用来排序的数组是静态数组,存放于栈上。由于栈上的内存分配是自动回收的(仅仅移动相应的栈指针即可),栈上的越界访问无法用valgrind来检测。不过这里valgrind定位到了出错位置在main函数里。
我的main函数中测试代码如下
int arr[N];
// ...
merge_sort(arr, N);
尝试把arr改成堆上申请的数组
int* arr = new int[N];
// ...
merge_sort(arr, N);
// ...
delete[] arr;
g++加上-g选项编译后,再用valgrind检测,错误信息就出来了,截取关键检测结果如下
==15746== Invalid write of size 8
==15746== at 0x4C326CB: memcpy@@GLIBC_2.14 (in /usr/lib/valgrind/vgpreload_memcheck-amd64-linux.so)
==15746== by 0x4009EB: merge(int*, int, int) (merge.cpp:31)
==15746== by 0x400A7C: merge_sort(int*, int) (merge.cpp:43)
==15746== by 0x400B22: main (merge.cpp:60)

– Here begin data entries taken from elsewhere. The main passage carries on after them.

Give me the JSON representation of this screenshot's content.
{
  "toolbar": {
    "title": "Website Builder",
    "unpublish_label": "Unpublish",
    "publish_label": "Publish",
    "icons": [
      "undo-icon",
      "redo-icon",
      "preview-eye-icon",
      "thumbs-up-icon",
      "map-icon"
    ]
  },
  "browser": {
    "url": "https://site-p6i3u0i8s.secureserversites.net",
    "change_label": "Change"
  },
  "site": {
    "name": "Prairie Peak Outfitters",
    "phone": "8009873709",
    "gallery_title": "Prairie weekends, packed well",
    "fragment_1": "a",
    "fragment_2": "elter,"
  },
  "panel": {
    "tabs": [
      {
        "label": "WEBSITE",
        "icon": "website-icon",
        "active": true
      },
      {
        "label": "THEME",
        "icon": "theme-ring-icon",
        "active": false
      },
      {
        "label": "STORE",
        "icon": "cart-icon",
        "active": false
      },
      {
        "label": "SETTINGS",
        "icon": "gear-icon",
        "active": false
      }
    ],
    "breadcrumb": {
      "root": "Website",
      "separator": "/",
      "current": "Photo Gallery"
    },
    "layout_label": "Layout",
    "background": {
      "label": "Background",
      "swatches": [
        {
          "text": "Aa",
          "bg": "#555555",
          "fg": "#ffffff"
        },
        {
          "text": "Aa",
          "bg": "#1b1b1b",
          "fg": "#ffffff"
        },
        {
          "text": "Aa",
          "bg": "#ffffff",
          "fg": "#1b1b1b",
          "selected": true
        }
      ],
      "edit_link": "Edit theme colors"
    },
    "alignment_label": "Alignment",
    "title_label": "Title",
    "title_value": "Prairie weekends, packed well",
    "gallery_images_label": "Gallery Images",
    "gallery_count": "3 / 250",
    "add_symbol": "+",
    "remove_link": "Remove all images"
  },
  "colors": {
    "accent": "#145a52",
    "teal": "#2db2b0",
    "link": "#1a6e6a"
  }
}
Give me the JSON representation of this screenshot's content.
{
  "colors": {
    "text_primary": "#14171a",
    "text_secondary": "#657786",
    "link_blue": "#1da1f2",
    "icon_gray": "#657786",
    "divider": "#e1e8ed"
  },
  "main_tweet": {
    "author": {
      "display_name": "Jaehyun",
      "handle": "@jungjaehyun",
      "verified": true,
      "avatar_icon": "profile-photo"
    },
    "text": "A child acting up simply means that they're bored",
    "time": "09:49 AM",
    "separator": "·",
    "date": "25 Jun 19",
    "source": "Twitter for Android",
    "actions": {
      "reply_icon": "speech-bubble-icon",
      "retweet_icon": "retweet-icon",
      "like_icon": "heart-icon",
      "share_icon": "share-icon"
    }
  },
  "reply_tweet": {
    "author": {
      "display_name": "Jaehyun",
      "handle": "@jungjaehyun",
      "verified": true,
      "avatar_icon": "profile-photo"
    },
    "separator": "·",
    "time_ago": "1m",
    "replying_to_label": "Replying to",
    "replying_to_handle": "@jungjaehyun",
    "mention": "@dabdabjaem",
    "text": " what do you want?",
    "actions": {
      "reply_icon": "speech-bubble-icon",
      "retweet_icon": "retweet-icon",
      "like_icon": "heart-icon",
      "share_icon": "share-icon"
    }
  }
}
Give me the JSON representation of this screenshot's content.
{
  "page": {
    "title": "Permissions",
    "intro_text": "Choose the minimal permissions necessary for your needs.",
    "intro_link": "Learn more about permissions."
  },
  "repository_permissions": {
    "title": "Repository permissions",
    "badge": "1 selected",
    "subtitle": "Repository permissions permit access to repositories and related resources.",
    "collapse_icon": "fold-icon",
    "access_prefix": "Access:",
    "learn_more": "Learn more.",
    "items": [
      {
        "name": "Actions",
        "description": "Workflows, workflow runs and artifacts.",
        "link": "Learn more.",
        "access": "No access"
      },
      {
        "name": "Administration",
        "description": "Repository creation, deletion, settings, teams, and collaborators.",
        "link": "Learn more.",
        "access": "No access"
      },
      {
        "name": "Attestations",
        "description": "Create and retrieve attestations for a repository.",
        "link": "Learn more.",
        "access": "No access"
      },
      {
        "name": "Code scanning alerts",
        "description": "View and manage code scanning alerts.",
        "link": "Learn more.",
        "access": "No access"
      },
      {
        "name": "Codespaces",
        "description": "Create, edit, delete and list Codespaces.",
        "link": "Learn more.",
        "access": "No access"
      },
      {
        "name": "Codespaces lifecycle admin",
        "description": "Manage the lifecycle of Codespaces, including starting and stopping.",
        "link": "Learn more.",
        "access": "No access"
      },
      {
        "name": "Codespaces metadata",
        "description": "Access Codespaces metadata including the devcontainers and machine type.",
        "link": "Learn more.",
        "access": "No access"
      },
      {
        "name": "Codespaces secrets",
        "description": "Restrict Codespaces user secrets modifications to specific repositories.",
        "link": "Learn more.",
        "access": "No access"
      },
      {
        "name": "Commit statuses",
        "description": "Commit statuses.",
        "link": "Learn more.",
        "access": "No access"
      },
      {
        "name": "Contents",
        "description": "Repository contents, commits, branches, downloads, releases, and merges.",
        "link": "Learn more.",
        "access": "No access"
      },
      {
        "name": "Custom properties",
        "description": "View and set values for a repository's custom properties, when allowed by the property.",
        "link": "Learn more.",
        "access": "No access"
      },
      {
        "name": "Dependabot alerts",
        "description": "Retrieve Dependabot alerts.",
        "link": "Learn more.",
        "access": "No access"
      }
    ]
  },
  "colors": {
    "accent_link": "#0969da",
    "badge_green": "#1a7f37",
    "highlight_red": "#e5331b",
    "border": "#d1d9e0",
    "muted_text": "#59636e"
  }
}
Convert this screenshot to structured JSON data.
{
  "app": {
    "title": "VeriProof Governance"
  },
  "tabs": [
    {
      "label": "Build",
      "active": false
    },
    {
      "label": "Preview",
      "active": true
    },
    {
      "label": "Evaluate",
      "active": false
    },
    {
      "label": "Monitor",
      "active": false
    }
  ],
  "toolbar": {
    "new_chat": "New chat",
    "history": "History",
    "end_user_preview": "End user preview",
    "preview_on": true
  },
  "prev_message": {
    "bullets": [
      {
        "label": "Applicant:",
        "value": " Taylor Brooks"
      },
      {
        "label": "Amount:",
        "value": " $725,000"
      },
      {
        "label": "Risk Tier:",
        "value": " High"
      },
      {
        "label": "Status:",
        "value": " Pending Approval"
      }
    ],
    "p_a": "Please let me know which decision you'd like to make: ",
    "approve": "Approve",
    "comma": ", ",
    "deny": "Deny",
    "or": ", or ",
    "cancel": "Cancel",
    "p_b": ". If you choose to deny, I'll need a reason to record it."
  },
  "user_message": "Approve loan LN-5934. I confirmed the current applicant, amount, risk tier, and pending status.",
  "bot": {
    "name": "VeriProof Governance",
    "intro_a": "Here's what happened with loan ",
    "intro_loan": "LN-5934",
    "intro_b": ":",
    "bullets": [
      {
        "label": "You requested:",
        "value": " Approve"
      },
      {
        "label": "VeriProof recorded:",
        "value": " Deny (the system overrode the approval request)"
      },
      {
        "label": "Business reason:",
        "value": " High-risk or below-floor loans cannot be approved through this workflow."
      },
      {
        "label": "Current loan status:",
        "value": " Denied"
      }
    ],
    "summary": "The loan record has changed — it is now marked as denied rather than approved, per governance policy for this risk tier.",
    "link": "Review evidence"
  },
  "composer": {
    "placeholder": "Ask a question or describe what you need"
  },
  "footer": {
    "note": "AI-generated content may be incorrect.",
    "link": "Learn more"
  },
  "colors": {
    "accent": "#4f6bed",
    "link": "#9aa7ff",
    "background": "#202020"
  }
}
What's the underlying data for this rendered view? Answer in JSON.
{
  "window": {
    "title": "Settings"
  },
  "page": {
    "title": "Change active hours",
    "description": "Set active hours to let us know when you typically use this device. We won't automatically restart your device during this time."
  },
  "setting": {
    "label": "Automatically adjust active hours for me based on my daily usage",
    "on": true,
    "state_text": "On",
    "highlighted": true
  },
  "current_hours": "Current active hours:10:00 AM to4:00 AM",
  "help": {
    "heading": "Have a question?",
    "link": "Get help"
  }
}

==15746== Address 0x5ab6cc0 is 0 bytes after a block of size 64 alloc'd
==15746== at 0x4C2E80F: operator new[](unsigned long) (in /usr/lib/valgrind/vgpreload_memcheck-amd64-linux.so)
==15746== by 0x400A9E: main (merge.cpp:54)
准确地定位到了出错位置,即merge函数中调用的库函数memcpy(第31行),查看附近的代码
$ awk 'NR==31' merge.cpp
memcpy(a, pL, (pEndR - pL) * sizeof(int));
嗯,定位到这里就很明显了,归并是把左边区域L和右边区域R合并,pEndR是R的右边界,pL是在左边区域中进行迭代的指针,这里的目的是把左边区域剩下的元素全部放在归并后的数组末尾,所以应该是pEndL-pL。
最后说一点,对于大小为N的数组,一般情况下访问下标未越界太多的位置不会提示错误,因为该地址可能被其他变量所占用,所以实质上这样的访问被认为是合法的,比如
$ cat a.cc
#include
int main() {
int a[3];
a[3] = 10;
printf("%d\n", a[3]);
return 0;
}
$ g++ a.cc
$ ./a.out
10
运行结果未报错,但如果访问的是a[100]则会Segmentation fault (core dumped)
栈上的陷阱很多,还难以定位,我之前也写了一篇类似的博客C程序的局部变量被重用现象,栈上的数组越界检测比较难检测,可以像本文这样尝试改成堆上的数组来精确检测错误。